Ante las dudas que a menudo suscita el empleo de estos signos, se ofrecen una serie de
claves para el uso de las comillas:

1. Tipos de comillas
Las comillas son un signo ortográfico doble y en español hay tres tipos:
1.1 Las comillas angulares, latinas o españolas (« »). Pese a no ser las más accesibles en
los actuales teclados y dispositivos, son las que las Academias de la Lengua recomiendan
en textos impresos. 
1.2 Las comillas inglesas (“ ”). Lo adecuado es emplearlas en segunda instancia, es decir,
cuando se desea entrecomillar un texto o una palabra enmarcados dentro de un texto ya
entrecomillado con las angulares.
1.3 Las comillas simples (‘ ’). No deben confundirse con el acento, que es una pequeña
raya oblicua. 

2. Comillas, espacios y puntos


Como se ve en los ejemplos de los siguientes apartados, todas las comillas de apertura se
escriben pegadas al primer elemento del fragmento que enmarcan y todas las de cierre
pegadas al último, sin dejar ningún espacio. Lo adecuado es, además, que el punto (salvo
si es de una abreviatura), la coma, el punto y coma y los dos puntos se escriban fuera de
las comillas de cierre.

3. Usos de las comillas


Entre los usos más frecuentes de las comillas cabe destacar los siguientes:
3.1 Marcar citas textuales: Mauricio Macri criticó los «discursos del odio», aunque si la
cita es muy larga, como sucede en ocasiones en los libros, la costumbre actual es darle un
sangrado mayor que el del resto del texto y reproducir la cita en cuerpo de letra menor o en
cursiva.

3.2 Señalar el carácter especial de una palabra o expresión; por ejemplo, que es vulgar o
que se emplea con ironía: He tenido unas vacaciones «durísimas». También cuando se usa
una voz perteneciente a otra lengua y no se dispone de letra cursiva: Los bancos alertan del
fraude por «phishing». La ortografía académica precisa que, excepcionalmente, en los
titulares de prensa pueden emplearse para ese fin las comillas simples: La ‘app’ que
obliga a tus hijos a hacer ejercicio. 

3.3 Delimitar la extensión del título de cualquier parte interna de una publicación (un
artículo, un reportaje, un cuento, una canción, etc.), sobre todo cuando este título se cita
junto al título general de la obra que la contiene (por ejemplo: «La biblioteca de Babel» es
un relato del libro Ficciones).
3.4 Marcar la longitud de los nombres de leyes, programas, planes, proyectos,
asignaturas, etc., cuando se citan dentro de un texto y son muy largos.
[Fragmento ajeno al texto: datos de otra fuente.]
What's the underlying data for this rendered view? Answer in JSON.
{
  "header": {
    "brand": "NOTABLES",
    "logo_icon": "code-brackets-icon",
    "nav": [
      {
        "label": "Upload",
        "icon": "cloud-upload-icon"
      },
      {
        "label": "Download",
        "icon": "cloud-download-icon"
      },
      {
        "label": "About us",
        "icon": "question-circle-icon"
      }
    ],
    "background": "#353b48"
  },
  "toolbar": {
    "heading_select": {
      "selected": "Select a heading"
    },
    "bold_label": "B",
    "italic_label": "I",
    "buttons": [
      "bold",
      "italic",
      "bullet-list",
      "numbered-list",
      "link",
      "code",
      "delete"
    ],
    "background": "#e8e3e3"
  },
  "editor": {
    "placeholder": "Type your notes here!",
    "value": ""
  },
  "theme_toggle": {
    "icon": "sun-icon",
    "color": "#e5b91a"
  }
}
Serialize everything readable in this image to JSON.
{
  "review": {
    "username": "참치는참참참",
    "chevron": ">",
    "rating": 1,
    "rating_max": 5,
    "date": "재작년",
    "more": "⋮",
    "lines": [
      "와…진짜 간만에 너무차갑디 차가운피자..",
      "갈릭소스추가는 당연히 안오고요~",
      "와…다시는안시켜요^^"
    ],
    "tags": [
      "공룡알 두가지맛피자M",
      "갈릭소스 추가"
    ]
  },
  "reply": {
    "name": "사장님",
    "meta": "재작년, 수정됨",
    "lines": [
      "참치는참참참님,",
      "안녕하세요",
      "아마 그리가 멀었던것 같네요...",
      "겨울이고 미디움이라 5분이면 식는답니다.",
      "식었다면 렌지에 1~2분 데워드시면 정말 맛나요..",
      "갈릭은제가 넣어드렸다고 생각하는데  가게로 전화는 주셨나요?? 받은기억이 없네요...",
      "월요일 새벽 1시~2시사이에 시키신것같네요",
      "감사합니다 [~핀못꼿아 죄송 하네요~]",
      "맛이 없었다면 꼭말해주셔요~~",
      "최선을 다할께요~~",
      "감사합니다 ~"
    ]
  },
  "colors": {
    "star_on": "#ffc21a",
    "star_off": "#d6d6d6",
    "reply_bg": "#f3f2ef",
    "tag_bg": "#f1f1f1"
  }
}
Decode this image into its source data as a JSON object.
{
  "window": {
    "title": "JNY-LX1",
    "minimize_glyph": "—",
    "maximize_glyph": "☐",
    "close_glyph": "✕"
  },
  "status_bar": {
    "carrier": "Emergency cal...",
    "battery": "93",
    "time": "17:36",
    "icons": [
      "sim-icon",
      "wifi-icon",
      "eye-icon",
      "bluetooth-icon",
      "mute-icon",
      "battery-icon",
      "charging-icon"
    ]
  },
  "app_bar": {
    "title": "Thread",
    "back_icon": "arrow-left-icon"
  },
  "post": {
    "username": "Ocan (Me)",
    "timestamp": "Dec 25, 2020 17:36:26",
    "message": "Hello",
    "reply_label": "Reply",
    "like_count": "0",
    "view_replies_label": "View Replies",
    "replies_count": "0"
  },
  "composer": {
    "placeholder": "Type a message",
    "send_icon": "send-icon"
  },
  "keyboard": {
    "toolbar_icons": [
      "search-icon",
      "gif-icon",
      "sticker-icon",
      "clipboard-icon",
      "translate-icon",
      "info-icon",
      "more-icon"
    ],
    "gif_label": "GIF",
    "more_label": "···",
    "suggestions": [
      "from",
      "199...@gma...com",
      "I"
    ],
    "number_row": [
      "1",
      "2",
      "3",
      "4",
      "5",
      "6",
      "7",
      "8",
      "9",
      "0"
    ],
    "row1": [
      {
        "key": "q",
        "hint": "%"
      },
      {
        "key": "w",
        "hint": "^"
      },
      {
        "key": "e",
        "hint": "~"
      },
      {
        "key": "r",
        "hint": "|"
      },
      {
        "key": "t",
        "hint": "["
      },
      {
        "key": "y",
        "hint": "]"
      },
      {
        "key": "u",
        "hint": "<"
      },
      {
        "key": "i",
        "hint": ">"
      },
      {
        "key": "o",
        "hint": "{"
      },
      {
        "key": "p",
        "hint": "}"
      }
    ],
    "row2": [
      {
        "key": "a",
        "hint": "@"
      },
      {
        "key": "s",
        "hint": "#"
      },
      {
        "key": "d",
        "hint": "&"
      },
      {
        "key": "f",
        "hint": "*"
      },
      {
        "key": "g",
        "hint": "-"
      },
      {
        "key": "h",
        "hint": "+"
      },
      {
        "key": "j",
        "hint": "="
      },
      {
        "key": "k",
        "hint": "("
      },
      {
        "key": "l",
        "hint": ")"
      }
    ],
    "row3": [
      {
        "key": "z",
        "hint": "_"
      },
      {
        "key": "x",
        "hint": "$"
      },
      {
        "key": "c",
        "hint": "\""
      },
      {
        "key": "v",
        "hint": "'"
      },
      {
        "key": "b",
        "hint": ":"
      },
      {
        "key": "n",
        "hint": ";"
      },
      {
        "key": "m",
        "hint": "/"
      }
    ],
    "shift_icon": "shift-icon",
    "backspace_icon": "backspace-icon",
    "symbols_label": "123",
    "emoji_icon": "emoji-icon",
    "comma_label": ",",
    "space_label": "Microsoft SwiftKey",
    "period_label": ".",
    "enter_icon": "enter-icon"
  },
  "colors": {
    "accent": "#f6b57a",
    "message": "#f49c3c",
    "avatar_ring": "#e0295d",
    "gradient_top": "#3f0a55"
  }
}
En estos casos,
solo se escribe con mayúscula la inicial de la primera palabra, pues las comillas ya se
encargan de delimitar la extensión del título: «Lingüística aplicada a la enseñanza de
español como lengua extranjera».
3.5 Delimitar los títulos de ponencias, discursos, exposiciones, etc., así como de
los apodos y alias que se intercalan entre el nombre de pila y el apellido.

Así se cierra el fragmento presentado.